# Ann Arbor MI, RPGs and board game group



## brehobit (Jul 14, 2011)

We're a group of gamers, aged 16-40 who have been playing together in
one form or another for about 5 years.  We're losing two people due to
moves (Colorado and Ohio) and may be losing a third (the 16-year-old
can't yet drive and his brother is the one that moved to Ohio).

We historically play both RPGs and board games and meet once a week on a weekday
(the day is generally negotiable but we stick with the same day for months until
something changes) from 6pm to 10pm.   We're currently all male and mostly have been but
we have a few spouses that show up on occasion and had one regular female player
until she moved out of state.
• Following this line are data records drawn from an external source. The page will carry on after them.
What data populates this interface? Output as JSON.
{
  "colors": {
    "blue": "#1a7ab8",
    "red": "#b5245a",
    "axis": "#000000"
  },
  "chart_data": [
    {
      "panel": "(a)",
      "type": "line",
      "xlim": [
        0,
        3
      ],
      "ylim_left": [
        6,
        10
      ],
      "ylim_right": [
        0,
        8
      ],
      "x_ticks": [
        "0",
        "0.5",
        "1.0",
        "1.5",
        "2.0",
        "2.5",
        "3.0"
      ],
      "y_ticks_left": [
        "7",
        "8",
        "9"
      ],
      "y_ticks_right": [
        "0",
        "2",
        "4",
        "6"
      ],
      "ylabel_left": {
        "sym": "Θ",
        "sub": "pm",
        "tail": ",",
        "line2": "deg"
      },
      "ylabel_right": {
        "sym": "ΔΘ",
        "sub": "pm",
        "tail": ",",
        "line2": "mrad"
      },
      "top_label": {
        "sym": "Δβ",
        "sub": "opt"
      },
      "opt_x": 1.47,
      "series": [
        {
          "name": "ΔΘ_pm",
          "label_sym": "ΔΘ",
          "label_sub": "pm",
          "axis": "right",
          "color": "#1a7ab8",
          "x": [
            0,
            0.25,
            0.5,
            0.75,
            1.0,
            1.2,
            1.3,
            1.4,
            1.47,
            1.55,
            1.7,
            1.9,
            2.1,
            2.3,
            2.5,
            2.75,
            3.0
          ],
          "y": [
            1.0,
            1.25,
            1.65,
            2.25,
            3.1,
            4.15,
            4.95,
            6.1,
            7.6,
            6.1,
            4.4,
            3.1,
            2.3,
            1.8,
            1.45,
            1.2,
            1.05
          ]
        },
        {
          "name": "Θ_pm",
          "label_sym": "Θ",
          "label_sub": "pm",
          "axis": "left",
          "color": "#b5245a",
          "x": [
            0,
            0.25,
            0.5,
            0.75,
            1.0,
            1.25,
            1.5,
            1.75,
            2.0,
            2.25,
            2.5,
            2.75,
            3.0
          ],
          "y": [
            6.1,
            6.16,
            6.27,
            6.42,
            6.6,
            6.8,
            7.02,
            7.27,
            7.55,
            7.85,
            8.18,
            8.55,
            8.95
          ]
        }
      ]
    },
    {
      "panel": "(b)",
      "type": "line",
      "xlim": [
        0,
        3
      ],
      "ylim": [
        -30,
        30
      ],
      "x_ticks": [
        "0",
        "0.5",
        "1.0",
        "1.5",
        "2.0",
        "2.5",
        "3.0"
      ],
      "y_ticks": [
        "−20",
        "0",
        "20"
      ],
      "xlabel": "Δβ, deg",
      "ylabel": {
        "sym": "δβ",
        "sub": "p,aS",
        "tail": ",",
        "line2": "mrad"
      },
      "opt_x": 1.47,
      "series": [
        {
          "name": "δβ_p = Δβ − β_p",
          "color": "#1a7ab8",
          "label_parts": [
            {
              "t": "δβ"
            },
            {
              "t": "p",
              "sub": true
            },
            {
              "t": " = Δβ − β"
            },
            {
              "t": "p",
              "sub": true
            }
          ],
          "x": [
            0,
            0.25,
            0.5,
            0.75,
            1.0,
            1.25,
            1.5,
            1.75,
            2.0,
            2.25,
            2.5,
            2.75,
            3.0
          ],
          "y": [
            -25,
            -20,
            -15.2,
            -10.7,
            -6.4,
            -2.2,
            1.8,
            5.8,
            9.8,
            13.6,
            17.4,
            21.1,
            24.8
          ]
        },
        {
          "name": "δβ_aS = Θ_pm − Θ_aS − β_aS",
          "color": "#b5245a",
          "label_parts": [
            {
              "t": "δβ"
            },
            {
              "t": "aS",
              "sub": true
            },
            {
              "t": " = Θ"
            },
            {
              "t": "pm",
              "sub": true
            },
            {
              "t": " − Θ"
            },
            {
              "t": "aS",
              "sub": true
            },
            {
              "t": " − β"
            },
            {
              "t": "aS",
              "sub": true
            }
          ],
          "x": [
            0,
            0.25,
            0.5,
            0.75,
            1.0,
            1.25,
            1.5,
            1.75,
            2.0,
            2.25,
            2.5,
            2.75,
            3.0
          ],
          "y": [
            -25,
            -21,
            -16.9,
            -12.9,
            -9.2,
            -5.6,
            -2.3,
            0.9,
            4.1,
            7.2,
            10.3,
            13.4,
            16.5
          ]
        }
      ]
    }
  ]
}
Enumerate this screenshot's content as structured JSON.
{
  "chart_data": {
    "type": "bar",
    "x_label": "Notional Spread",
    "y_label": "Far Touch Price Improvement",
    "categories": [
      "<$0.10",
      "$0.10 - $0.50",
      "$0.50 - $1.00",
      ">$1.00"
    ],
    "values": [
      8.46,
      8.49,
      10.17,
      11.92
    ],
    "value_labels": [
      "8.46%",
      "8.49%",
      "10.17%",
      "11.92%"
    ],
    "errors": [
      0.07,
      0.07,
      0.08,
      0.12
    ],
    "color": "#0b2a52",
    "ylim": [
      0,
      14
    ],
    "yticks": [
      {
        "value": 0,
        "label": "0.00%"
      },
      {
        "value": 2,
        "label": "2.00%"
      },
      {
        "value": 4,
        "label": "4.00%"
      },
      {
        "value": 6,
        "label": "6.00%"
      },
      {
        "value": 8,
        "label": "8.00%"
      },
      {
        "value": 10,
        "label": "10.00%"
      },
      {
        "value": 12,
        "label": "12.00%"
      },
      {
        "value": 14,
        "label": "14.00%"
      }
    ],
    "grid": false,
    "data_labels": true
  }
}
We are largely working professionals.

RPGs have been largely D&D (mostly 4.0 in the last couple of years,
3.5 before that), but we've also Gamma World, Deadlands, and a few rules-light RPGs.

We play a wide range of board games (Between all of us we probably
have 100 games) with games like Galaxy Trucker, Dominion, and other, mostly
Euro, games being the most common.

Games have been almost entirely at my house, but that's negotiable.  The house
smoke free, but there are kids and cats.


----------



## elfstone (Jul 22, 2011)

*AD&D 2e*

I'm intrested  however i was windering if you guys ever play 2e AD&D.  also in a few months i will be looking for a table tob group to play test a 1 session game for conventions.  i've tested it a few time online and it worked out


----------



## brehobit (Jul 22, 2011)

We're actually full-up again (maybe too full up, I wanted 1 or 2 and we have at least 1 and maybe 3...)

We've not played 2e ever (well not as a group, many of us have played 2e), but I'm sure people would be up for it!  Let me know when you want to run and we might be able to make it fit!


----------